[Date Prev][Date Next][Thread Prev][Thread Next][Date Index][Thread Index]
Re: [External] : Re: Strange whitespaces.
From: |
Hongyi Zhao |
Subject: |
Re: [External] : Re: Strange whitespaces. |
Date: |
Fri, 1 Oct 2021 15:26:51 +0800 |
On Fri, Oct 1, 2021 at 2:36 PM Eli Zaretskii <eliz@gnu.org> wrote:
>
> > From: Hongyi Zhao <hongyi.zhao@gmail.com>
> > Date: Fri, 1 Oct 2021 09:51:22 +0800
> > Cc: help-gnu-emacs <help-gnu-emacs@gnu.org>
> >
> > > We now highlight any non-ASCII character whose Unicode
> > > general category is "Space Separator" (or Zs for short).
> >
> > I fail to see the connection between the abbreviation and the original
> > representation it stands for.
>
> You mean, Zs vs "Space Separator"?
Yes.
> Please complain to the Unicode Consortium about any of that, Emacs just uses
> the names and
> nomenclature they invented. See
>
> https://www.unicode.org/reports/tr44/#General_Category_Values
I presumably basically figured out the logic behinds the nomenclature:
Based on the Description given on the above URL:
a space character (of various non-zero widths)
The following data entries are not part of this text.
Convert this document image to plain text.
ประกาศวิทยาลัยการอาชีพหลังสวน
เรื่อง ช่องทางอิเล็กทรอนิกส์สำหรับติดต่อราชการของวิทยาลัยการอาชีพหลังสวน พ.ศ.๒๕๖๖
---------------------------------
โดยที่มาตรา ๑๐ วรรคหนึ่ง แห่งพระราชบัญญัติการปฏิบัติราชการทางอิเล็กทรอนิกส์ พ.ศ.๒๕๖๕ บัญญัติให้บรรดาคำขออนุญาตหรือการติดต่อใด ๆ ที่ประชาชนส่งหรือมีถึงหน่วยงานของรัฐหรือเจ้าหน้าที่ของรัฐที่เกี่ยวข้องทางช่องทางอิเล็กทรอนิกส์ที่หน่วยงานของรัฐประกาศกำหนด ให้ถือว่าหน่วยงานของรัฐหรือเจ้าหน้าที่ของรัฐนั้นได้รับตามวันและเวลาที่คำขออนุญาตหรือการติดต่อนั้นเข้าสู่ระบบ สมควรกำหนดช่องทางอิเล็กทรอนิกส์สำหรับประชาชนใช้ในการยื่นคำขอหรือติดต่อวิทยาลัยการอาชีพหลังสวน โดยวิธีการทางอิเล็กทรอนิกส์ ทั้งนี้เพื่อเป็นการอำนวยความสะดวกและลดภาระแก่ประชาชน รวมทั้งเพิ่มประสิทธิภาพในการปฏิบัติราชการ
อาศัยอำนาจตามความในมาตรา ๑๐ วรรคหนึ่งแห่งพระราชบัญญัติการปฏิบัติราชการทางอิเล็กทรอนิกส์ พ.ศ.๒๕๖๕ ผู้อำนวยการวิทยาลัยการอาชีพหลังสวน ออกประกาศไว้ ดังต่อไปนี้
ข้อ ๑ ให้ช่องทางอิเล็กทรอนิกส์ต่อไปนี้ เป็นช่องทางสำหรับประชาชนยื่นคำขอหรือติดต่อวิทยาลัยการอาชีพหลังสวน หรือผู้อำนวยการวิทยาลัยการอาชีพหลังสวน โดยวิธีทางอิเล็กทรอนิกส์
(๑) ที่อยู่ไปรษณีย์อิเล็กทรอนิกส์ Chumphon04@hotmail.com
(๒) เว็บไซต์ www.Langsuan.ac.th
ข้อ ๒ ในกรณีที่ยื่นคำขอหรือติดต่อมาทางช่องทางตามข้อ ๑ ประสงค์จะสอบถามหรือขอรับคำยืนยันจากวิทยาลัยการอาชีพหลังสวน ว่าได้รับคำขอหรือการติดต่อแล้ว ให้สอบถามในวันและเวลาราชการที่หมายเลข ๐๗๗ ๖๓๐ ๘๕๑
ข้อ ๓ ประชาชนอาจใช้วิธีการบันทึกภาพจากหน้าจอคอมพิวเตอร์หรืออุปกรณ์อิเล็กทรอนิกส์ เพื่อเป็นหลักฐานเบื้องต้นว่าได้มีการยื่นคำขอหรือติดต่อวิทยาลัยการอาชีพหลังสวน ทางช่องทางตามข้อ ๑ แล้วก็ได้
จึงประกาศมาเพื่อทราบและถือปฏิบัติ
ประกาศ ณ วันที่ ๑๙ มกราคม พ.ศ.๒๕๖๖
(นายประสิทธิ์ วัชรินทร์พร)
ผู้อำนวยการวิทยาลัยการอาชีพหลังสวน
So, the Z <---> non-zero, and s <---> space.
This is like the naming rules used in regular expression
metacharacters, say, in python [1]:
\s
For Unicode (str) patterns:
Matches Unicode whitespace characters (which includes [ \t\n\r\f\v],
and also many other characters, for example the non-breaking spaces
mandated by typography rules in many languages). If the ASCII flag is
used, only [ \t\n\r\f\v] is matched.
For 8-bit (bytes) patterns:
Matches characters considered whitespace in the ASCII character set;
this is equivalent to [ \t\n\r\f\v].
\S
Matches any character which is not a whitespace character. This is the
opposite of \s. If the ASCII flag is used this becomes the equivalent
of [^ \t\n\r\f\v].
[1] https://docs.python.org/3/library/re.html
HZ